で、「生きてるって、思い出をつくること。」
っていうキャッチフレーズをつくったんですよ。
これは自分で「いいなあ」と思ったんです。
どうしてかというと、「あるイベントに行こうかな、
めんどうくさいからやめようかな」と、
ソファーに横たわっていたときに、
「生きてるって、思い出をつくること。」って、
自分のつくったキャッチフレーズを思い出して、
「あ、行こう」と思ったんですよ。
「行ったぶんだけ、生きてるっていうことに
さわれるな」って。
そして、行ってみたら、本当によかったんですよ。
そのことがあって、
「思い出をつくろうと思ってつくってもいいんだ。
ちょっと無理してつくってもいいんじゃないか」
と感じたんです。
きょうの話に出た
「人の役に立つ」ことにしても、
「思いやり」にしても、
ちょっと他人になにかしてあげるだけで、
自分も気持ちがいいし、
小さい思い出ができるじゃないですか。

糸井が話している。先生は糸井のほうを向いて聞いている。

糸井
そんなことを思ってたら、
体が不自由で、ずっとベッドの上で暮らしている方の
ドキュメンタリーを見る機会がありました。
じつは、「生きてるって、思い出をつくること。
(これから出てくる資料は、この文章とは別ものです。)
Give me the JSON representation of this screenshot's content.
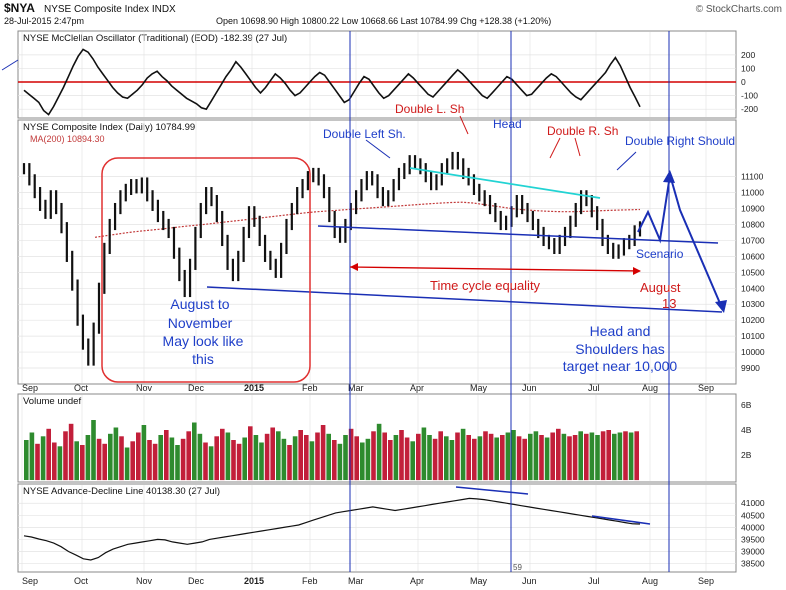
{
  "header": {
    "symbol": "$NYA",
    "name": "NYSE Composite Index INDX",
    "date": "28-Jul-2015 2:47pm",
    "ohlc": "Open 10698.90  High 10800.22  Low 10668.66  Last 10784.99  Chg +128.38 (+1.20%)",
    "source": "© StockCharts.com",
    "brand_color": "#2a6fba"
  },
  "chart_data": [
    {
      "type": "line",
      "title": "NYSE McClellan Oscillator (Traditional) (EOD) -182.39 (27 Jul)",
      "ylim": [
        -250,
        280
      ],
      "ticks": [
        200,
        100,
        0,
        -100,
        -200
      ],
      "zero_line_color": "#d40000",
      "series": [
        {
          "values": [
            -60,
            -90,
            -120,
            -150,
            -210,
            -240,
            -180,
            -110,
            -40,
            40,
            120,
            190,
            240,
            220,
            170,
            110,
            60,
            10,
            -40,
            -80,
            -110,
            -120,
            -90,
            -60,
            -20,
            30,
            60,
            80,
            40,
            10,
            -30,
            -60,
            -90,
            -120,
            -140,
            -160,
            -190,
            -200,
            -140,
            -80,
            -20,
            40,
            90,
            150,
            110,
            60,
            10,
            -40,
            -80,
            -40,
            10,
            60,
            30,
            -10,
            -60,
            -100,
            -80,
            -40,
            0,
            40,
            70,
            50,
            0,
            -50,
            -100,
            -150,
            -130,
            -70,
            -10,
            40,
            20,
            -30,
            -80,
            -120,
            -100,
            -60,
            -20,
            20,
            60,
            30,
            -10,
            -50,
            -90,
            -110,
            -70,
            -30,
            10,
            50,
            90,
            60,
            20,
            -20,
            -60,
            -100,
            -120,
            -80,
            -40,
            0,
            40,
            20,
            -20,
            -60,
            -100,
            -90,
            -50,
            -10,
            30,
            60,
            40,
            0,
            -40,
            -80,
            -110,
            -130,
            -90,
            -50,
            -10,
            30,
            70,
            130,
            180,
            120,
            40,
            -40,
            -110,
            -182
          ]
        }
      ]
    },
    {
      "type": "line",
      "title": "NYSE Composite Index (Daily) 10784.99",
      "ma_label": "MA(200) 10894.30",
      "ylim": [
        9850,
        11380
      ],
      "ticks": [
        11100,
        11000,
        10900,
        10800,
        10700,
        10600,
        10500,
        10400,
        10300,
        10200,
        10100,
        10000,
        9900
      ],
      "x_ticks": [
        "Sep",
        "Oct",
        "Nov",
        "Dec",
        "2015",
        "Feb",
        "Mar",
        "Apr",
        "May",
        "Jun",
        "Jul",
        "Aug",
        "Sep"
      ],
      "series": [
        {
          "values": [
            11150,
            11080,
            11000,
            10920,
            10870,
            10980,
            10900,
            10780,
            10600,
            10420,
            10200,
            10050,
            9950,
            10150,
            10400,
            10650,
            10800,
            10900,
            10980,
            11020,
            11050,
            11030,
            11060,
            10980,
            10920,
            10850,
            10800,
            10750,
            10620,
            10480,
            10380,
            10550,
            10750,
            10900,
            11000,
            10950,
            10850,
            10700,
            10550,
            10480,
            10600,
            10750,
            10880,
            10820,
            10700,
            10600,
            10550,
            10500,
            10650,
            10800,
            10900,
            11000,
            11050,
            11100,
            11120,
            11080,
            11000,
            10850,
            10750,
            10720,
            10800,
            10900,
            10980,
            11050,
            11100,
            11080,
            11000,
            10950,
            10980,
            11050,
            11120,
            11150,
            11200,
            11180,
            11150,
            11100,
            11050,
            11080,
            11150,
            11180,
            11220,
            11180,
            11120,
            11080,
            11020,
            10980,
            10950,
            10900,
            10850,
            10800,
            10820,
            10880,
            10950,
            10900,
            10850,
            10800,
            10750,
            10700,
            10680,
            10650,
            10700,
            10750,
            10820,
            10900,
            10980,
            10950,
            10880,
            10800,
            10700,
            10650,
            10620,
            10640,
            10680,
            10700,
            10760,
            10785
          ]
        },
        {
          "values": [
            10720,
            10730,
            10740,
            10750,
            10758,
            10765,
            10772,
            10780,
            10788,
            10795,
            10802,
            10810,
            10818,
            10826,
            10834,
            10842,
            10850,
            10858,
            10866,
            10874,
            10880,
            10885,
            10890,
            10895,
            10900,
            10905,
            10910,
            10915,
            10920,
            10925,
            10930,
            10934,
            10938,
            10940,
            10935,
            10925,
            10915,
            10905,
            10895,
            10890,
            10885,
            10882,
            10880,
            10880,
            10882,
            10885,
            10888,
            10890,
            10892,
            10894
          ]
        }
      ],
      "annotations": [
        "Double Left Sh.",
        "Double L. Sh",
        "Head",
        "Double R. Sh",
        "Double Right Should",
        "Scenario",
        "Time cycle equality",
        "August",
        "13",
        "August to",
        "November",
        "May look like",
        "this",
        "Head and",
        "Shoulders has",
        "target near 10,000"
      ]
    },
    {
      "type": "bar",
      "title": "Volume undef",
      "ticks": [
        "6B",
        "4B",
        "2B"
      ],
      "up_color": "#2e8b2e",
      "down_color": "#c21f3a",
      "ylim": [
        0,
        6
      ],
      "series": [
        {
          "values": [
            3.2,
            3.8,
            2.9,
            3.5,
            4.1,
            3.0,
            2.7,
            3.9,
            4.5,
            3.1,
            2.8,
            3.6,
            4.8,
            3.3,
            2.9,
            3.7,
            4.2,
            3.5,
            2.6,
            3.1,
            3.8,
            4.4,
            3.2,
            2.9,
            3.6,
            4.0,
            3.4,
            2.8,
            3.3,
            3.9,
            4.6,
            3.7,
            3.0,
            2.7,
            3.5,
            4.1,
            3.8,
            3.2,
            2.9,
            3.4,
            4.3,
            3.6,
            3.0,
            3.7,
            4.2,
            3.9,
            3.3,
            2.8,
            3.5,
            4.0,
            3.6,
            3.1,
            3.8,
            4.4,
            3.7,
            3.2,
            2.9,
            3.6,
            4.1,
            3.5,
            3.0,
            3.3,
            3.9,
            4.5,
            3.8,
            3.2,
            3.6,
            4.0,
            3.4,
            3.1,
            3.7,
            4.2,
            3.6,
            3.3,
            3.9,
            3.5,
            3.2,
            3.8,
            4.1,
            3.6,
            3.3,
            3.5,
            3.9,
            3.7,
            3.4,
            3.6,
            3.8,
            4.0,
            3.5,
            3.3,
            3.7,
            3.9,
            3.6,
            3.4,
            3.8,
            4.1,
            3.7,
            3.5,
            3.6,
            3.9,
            3.7,
            3.8,
            3.6,
            3.9,
            4.0,
            3.7,
            3.8,
            3.9,
            3.8,
            3.9
          ]
        }
      ]
    },
    {
      "type": "line",
      "title": "NYSE Advance-Decline Line 40138.30 (27 Jul)",
      "ylim": [
        38400,
        41300
      ],
      "ticks": [
        41000,
        40500,
        40000,
        39500,
        39000,
        38500
      ],
      "x_ticks": [
        "Sep",
        "Oct",
        "Nov",
        "Dec",
        "2015",
        "Feb",
        "Mar",
        "Apr",
        "May",
        "Jun",
        "Jul",
        "Aug",
        "Sep"
      ],
      "series": [
        {
          "values": [
            39650,
            39600,
            39520,
            39450,
            39350,
            39200,
            39000,
            38850,
            38700,
            38650,
            38750,
            38950,
            39100,
            39200,
            39300,
            39350,
            39400,
            39450,
            39500,
            39480,
            39400,
            39350,
            39300,
            39350,
            39400,
            39500,
            39550,
            39600,
            39650,
            39700,
            39750,
            39800,
            39850,
            39900,
            39950,
            40000,
            40050,
            40100,
            40200,
            40300,
            40400,
            40500,
            40600,
            40650,
            40700,
            40750,
            40800,
            40850,
            40800,
            40750,
            40700,
            40750,
            40800,
            40850,
            40900,
            40950,
            41000,
            41050,
            41100,
            41150,
            41200,
            41180,
            41150,
            41100,
            41050,
            41000,
            40950,
            40900,
            40850,
            40800,
            40750,
            40700,
            40650,
            40600,
            40550,
            40500,
            40450,
            40400,
            40350,
            40300,
            40250,
            40200,
            40150,
            40138
          ]
        }
      ],
      "marker": "59"
    }
  ],
  "colors": {
    "price": "#111111",
    "ma": "#c23a3a",
    "trendline": "#1a2fb5",
    "neckline": "#22d3d3",
    "time_cycle": "#d40000",
    "annotation_blue": "#1f3fc9",
    "annotation_red": "#d01a1a",
    "box": "#e03030"
  }
}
」
というキャッチフレーズつくったときから、
「ずっと病床にいる人は、
このキャッチフレーズを聞いてどう思うだろう」と
心配な気持ちがあったんです。
でも、ドキュメンタリーのなかで、
患者さんがお医者さんに
「なにか、したいことはありますか」ときかれて、
「うーん、行けたら近くのスーパーに
行ってみたい」と答えたんです。
で、みんなでその人の車イスを押して
スーパーマーケットに行ったんです。
そうしたら、それだけで、
患者さんの顔が変わったんですよ。
「ずっと見ている天井や壁だけじゃないなにかが、
自分にあるんだ」と感じられたこと、
それこそ「思い出」が、翌日にも翌々日にも残って、
彼の人生をつくっていくんですよね。
そういうふうに感じて、
「自分も『生きてるって、思い出をつくること。』
というキャッチフレーズに
動かされるほうがいいな」と思ったんです。
読みかけの本があったら、
読んだぶんだけ思い出をつくれるし、
読まずに置いてあるだけでも
なにかの思い出にはなりますから。
だから、時間の使い方を考えるとき、
「思い出をつくる」という軸を
ひとつ入れてもいいかもしれません。
そんなふうに考えることに、
ぼくはもう決めちゃいました。
先生
ありがとうございます。

糸井がほほえんでいる。先生も笑顔で聞いている。生徒さんたちも糸井と先生のほうを向いて聞いている。

糸井
みんな、
普段の授業より長い時間座らせてしまって、
大丈夫だったかな。
生徒さん
大丈夫です。
糸井
おれ、声、でかいだろ? 
みんな、真似しろ。
一同
(笑)
生徒さん
はい。
糸井
歌を歌うときとか、声は大きくなるの? 
先生
歌はみんな、きれいに歌います。
糸井
ああ、そう。いいよ、でかければ。
先生
はははは。
じゃあ、お礼を言いましょう。
大きな声で言いましょうね。
Hさん、号令をお願いします。
Hさん
ありがとうございました。礼。

輪になって座った生徒さんたちと糸井が頭を下げている。

糸井
こちらこそありがとうございました。
一同
(拍手)
ほぼ日スタッフ
では、いま、ソフトクリームを用意しているので、
みんな、順番にカウンターから受け取ってください。
糸井
ここのソフトクリームは、おいしいよぉ。

生徒さんたちが「ほぼの駅AKAGI」の売店のカウンターでソフトクリームを待って列をつくっている。

女子生徒さんがふたりで並んでソフトクリームを食べている。

男子生徒さんが6人並んでソフトクリームを食べている。

糸井が白川小学校のみなさんに贈った色紙。「白川小学校のみなさんへ やさしく、つよく、おもしろく。糸井重里 2025・11・13」と書いてある。